That's an excellent question.
Just to take us back for one moment, the Ukrainian government has the right to feel an enormous sense of betrayal, because when it gave up nuclear weapons, to put this in the broader context of security challenges in the world, Russia, the United States, and Britain guaranteed the integrity of Ukraine in the Budapest Memorandum in 1994.
The reason I bring this up, Mr. Dewar, is that it's so important that we all understand the significance of this as we ask other powers not to develop nuclear weapons. This in many ways is a case that is obviously important to Ukrainians, but whose importance goes way beyond Ukraine as a result of the international guarantees it received. That then affects my view of appropriate goals for the sanctions.
I think the first goal is that Russia come to the table and enter into a diplomatic process with the Government of Ukraine, helped by others in which there is some agreement on a fair and appropriate political process to canvass the opinion of Crimeans that the process we saw was unacceptable. That's to me an important goal because we in a sense gave our word to the Government of Ukraine. We can't simply turn our back and legitimate the dismemberment of any part of Crimea without a fair political process. That to me is the core goal.

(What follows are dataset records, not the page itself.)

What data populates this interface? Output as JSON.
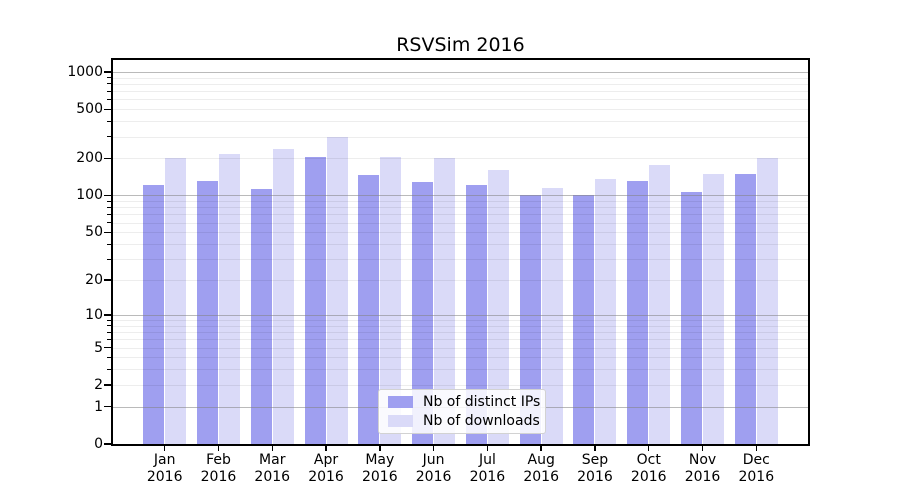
{
  "chart_data": {
    "type": "bar",
    "title": "RSVSim 2016",
    "categories": [
      "Jan",
      "Feb",
      "Mar",
      "Apr",
      "May",
      "Jun",
      "Jul",
      "Aug",
      "Sep",
      "Oct",
      "Nov",
      "Dec"
    ],
    "category_year": "2016",
    "series": [
      {
        "name": "Nb of distinct IPs",
        "color": "#9f9ff0",
        "values": [
          121,
          130,
          113,
          206,
          147,
          128,
          121,
          100,
          100,
          131,
          107,
          150
        ]
      },
      {
        "name": "Nb of downloads",
        "color": "#dadaf8",
        "values": [
          200,
          218,
          238,
          296,
          207,
          200,
          160,
          115,
          136,
          178,
          149,
          202
        ]
      }
    ],
    "yscale": "log1p",
    "ytick_labels": [
      "0",
      "1",
      "2",
      "5",
      "10",
      "20",
      "50",
      "100",
      "200",
      "500",
      "1000"
    ],
    "yticks": [
      0,
      1,
      2,
      5,
      10,
      20,
      50,
      100,
      200,
      500,
      1000
    ],
    "ylim": [
      0,
      1250
    ],
    "grid": "both",
    "legend_position": "lower center"
  },
  "colors": {
    "major_grid": "#b4b4b4",
    "minor_grid": "#ececec",
    "spine": "#000000",
    "background": "#ffffff"
  }
}
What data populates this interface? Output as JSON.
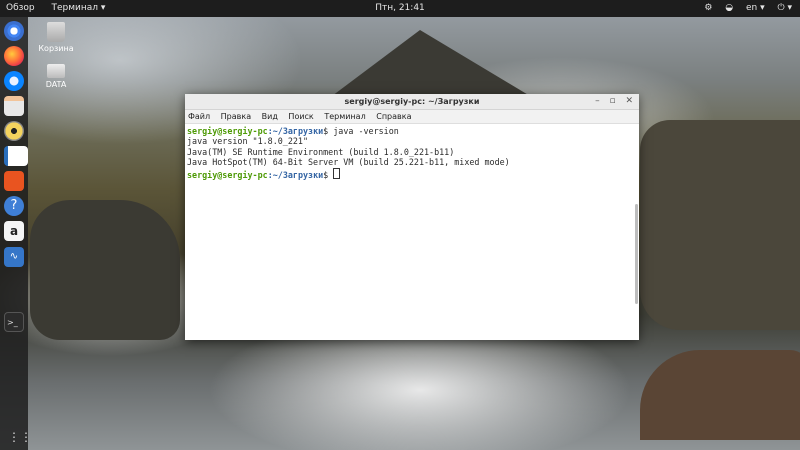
{
  "topbar": {
    "activities": "Обзор",
    "app_menu": "Терминал ▾",
    "clock": "Птн, 21:41",
    "lang": "en ▾"
  },
  "desktop": {
    "icons": [
      {
        "label": "Корзина"
      },
      {
        "label": "DATA"
      }
    ]
  },
  "terminal": {
    "title": "sergiy@sergiy-pc: ~/Загрузки",
    "menu": [
      "Файл",
      "Правка",
      "Вид",
      "Поиск",
      "Терминал",
      "Справка"
    ],
    "prompt_user": "sergiy@sergiy-pc",
    "prompt_path": ":~/Загрузки",
    "prompt_symbol": "$",
    "command": " java -version",
    "output": [
      "java version \"1.8.0_221\"",
      "Java(TM) SE Runtime Environment (build 1.8.0_221-b11)",
      "Java HotSpot(TM) 64-Bit Server VM (build 25.221-b11, mixed mode)"
    ]
  }
}
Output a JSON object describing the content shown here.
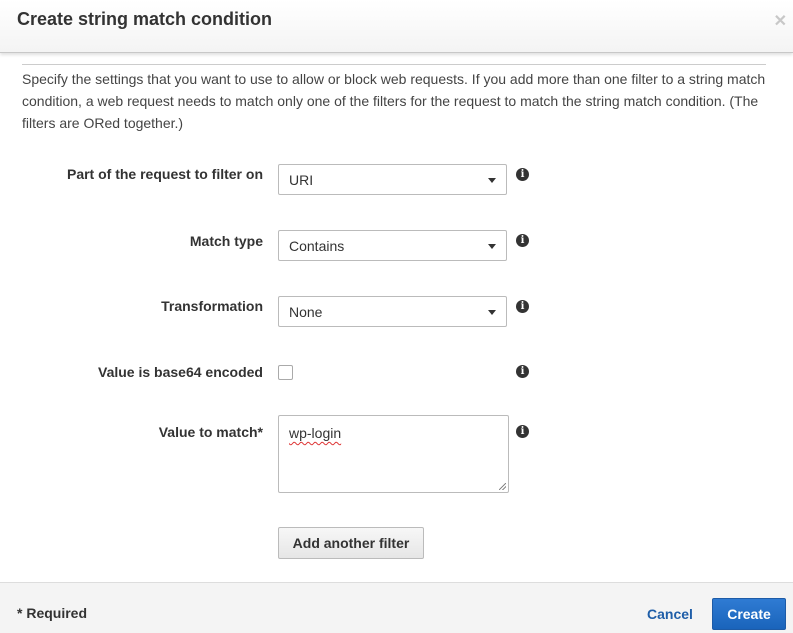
{
  "dialog": {
    "title": "Create string match condition",
    "close_icon": "close-icon"
  },
  "form": {
    "description": "Specify the settings that you want to use to allow or block web requests. If you add more than one filter to a string match condition, a web request needs to match only one of the filters for the request to match the string match condition. (The filters are ORed together.)",
    "part_label": "Part of the request to filter on",
    "part_value": "URI",
    "match_type_label": "Match type",
    "match_type_value": "Contains",
    "transformation_label": "Transformation",
    "transformation_value": "None",
    "base64_label": "Value is base64 encoded",
    "value_label": "Value to match*",
    "value": "wp-login",
    "add_filter_label": "Add another filter",
    "info_icon": "info-icon"
  },
  "footer": {
    "required_note": "* Required",
    "cancel_label": "Cancel",
    "create_label": "Create"
  }
}
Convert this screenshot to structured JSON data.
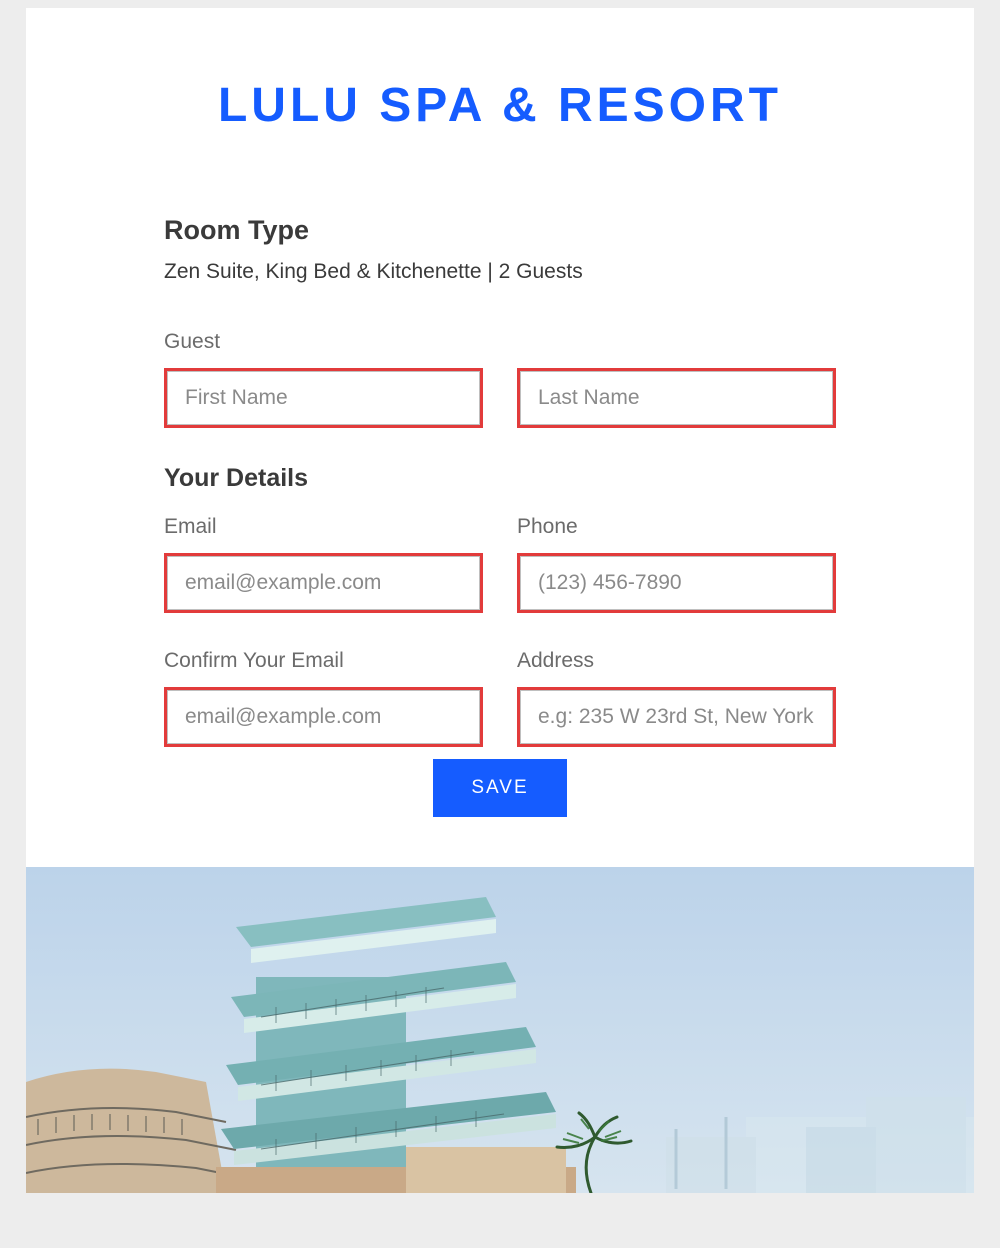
{
  "title": "LULU SPA & RESORT",
  "room_type": {
    "heading": "Room Type",
    "description": "Zen Suite, King Bed & Kitchenette | 2 Guests"
  },
  "guest": {
    "label": "Guest",
    "first_name_placeholder": "First Name",
    "last_name_placeholder": "Last Name"
  },
  "details": {
    "heading": "Your Details",
    "email_label": "Email",
    "email_placeholder": "email@example.com",
    "phone_label": "Phone",
    "phone_placeholder": "(123) 456-7890",
    "confirm_email_label": "Confirm Your Email",
    "confirm_email_placeholder": "email@example.com",
    "address_label": "Address",
    "address_placeholder": "e.g: 235 W 23rd St, New York"
  },
  "save_label": "SAVE",
  "colors": {
    "accent": "#155cff",
    "input_border": "#e23b3b"
  }
}
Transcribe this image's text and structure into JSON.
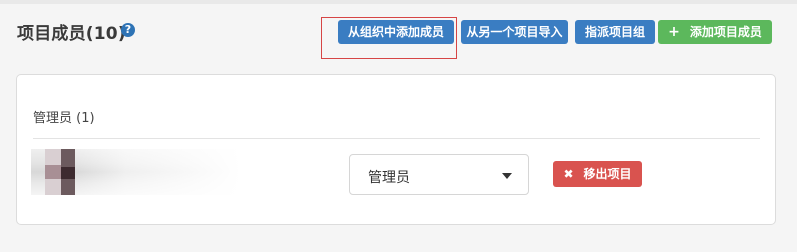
{
  "header": {
    "title": "项目成员(10)",
    "help_icon": "question-circle-icon"
  },
  "actions": {
    "add_from_org": "从组织中添加成员",
    "import_from_other": "从另一个项目导入",
    "assign_group": "指派项目组",
    "add_member": "添加项目成员",
    "add_member_icon": "plus-icon"
  },
  "members": {
    "section_label": "管理员 (1)",
    "rows": [
      {
        "role_value": "管理员",
        "remove_label": "移出项目",
        "remove_icon": "times-icon"
      }
    ]
  },
  "colors": {
    "primary": "#3a7dc2",
    "success": "#5cb85c",
    "danger": "#d9534f",
    "highlight": "#d64545"
  }
}
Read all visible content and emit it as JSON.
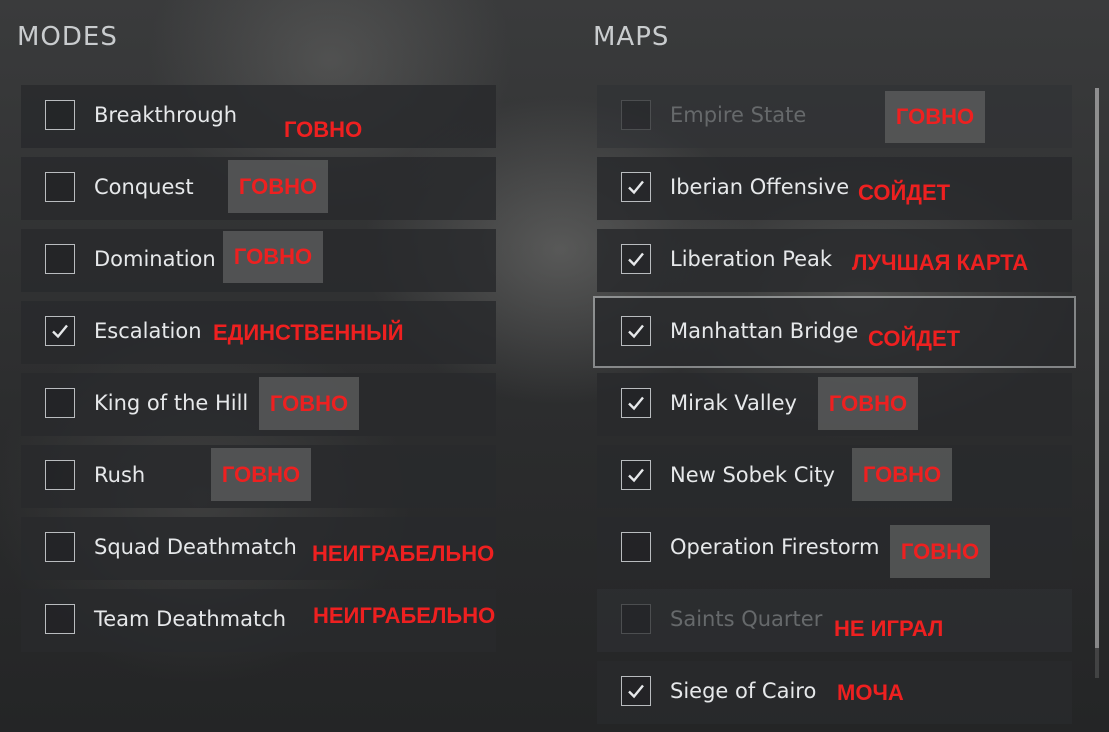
{
  "modes": {
    "heading": "MODES",
    "items": [
      {
        "label": "Breakthrough",
        "checked": false,
        "note": "ГОВНО"
      },
      {
        "label": "Conquest",
        "checked": false,
        "note": "ГОВНО"
      },
      {
        "label": "Domination",
        "checked": false,
        "note": "ГОВНО"
      },
      {
        "label": "Escalation",
        "checked": true,
        "note": "ЕДИНСТВЕННЫЙ"
      },
      {
        "label": "King of the Hill",
        "checked": false,
        "note": "ГОВНО"
      },
      {
        "label": "Rush",
        "checked": false,
        "note": "ГОВНО"
      },
      {
        "label": "Squad Deathmatch",
        "checked": false,
        "note": "НЕИГРАБЕЛЬНО"
      },
      {
        "label": "Team Deathmatch",
        "checked": false,
        "note": "НЕИГРАБЕЛЬНО"
      }
    ]
  },
  "maps": {
    "heading": "MAPS",
    "items": [
      {
        "label": "Empire State",
        "checked": false,
        "disabled": true,
        "note": "ГОВНО"
      },
      {
        "label": "Iberian Offensive",
        "checked": true,
        "note": "СОЙДЕТ"
      },
      {
        "label": "Liberation Peak",
        "checked": true,
        "note": "ЛУЧШАЯ КАРТА"
      },
      {
        "label": "Manhattan Bridge",
        "checked": true,
        "selected": true,
        "note": "СОЙДЕТ"
      },
      {
        "label": "Mirak Valley",
        "checked": true,
        "note": "ГОВНО"
      },
      {
        "label": "New Sobek City",
        "checked": true,
        "note": "ГОВНО"
      },
      {
        "label": "Operation Firestorm",
        "checked": false,
        "note": "ГОВНО"
      },
      {
        "label": "Saints Quarter",
        "checked": false,
        "disabled": true,
        "note": "НЕ ИГРАЛ"
      },
      {
        "label": "Siege of Cairo",
        "checked": true,
        "note": "МОЧА"
      }
    ]
  },
  "colors": {
    "note_text": "#ee2020",
    "label_text": "#e6e8ea",
    "disabled_text": "#66696b",
    "row_bg": "#282a2c"
  },
  "icons": {
    "check": "check-icon"
  }
}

Obviously the events of the last 24 hours are alarming. Here we need to send a clear message again that any engineered referenda in any other part of Ukraine would inflame the situation past the point of no return. The more strongly we say that over the next 48 hours—not only we, but the United States and the leaders of the European Union—the more likely we are to avert behaviour that will push people beyond the point of no return.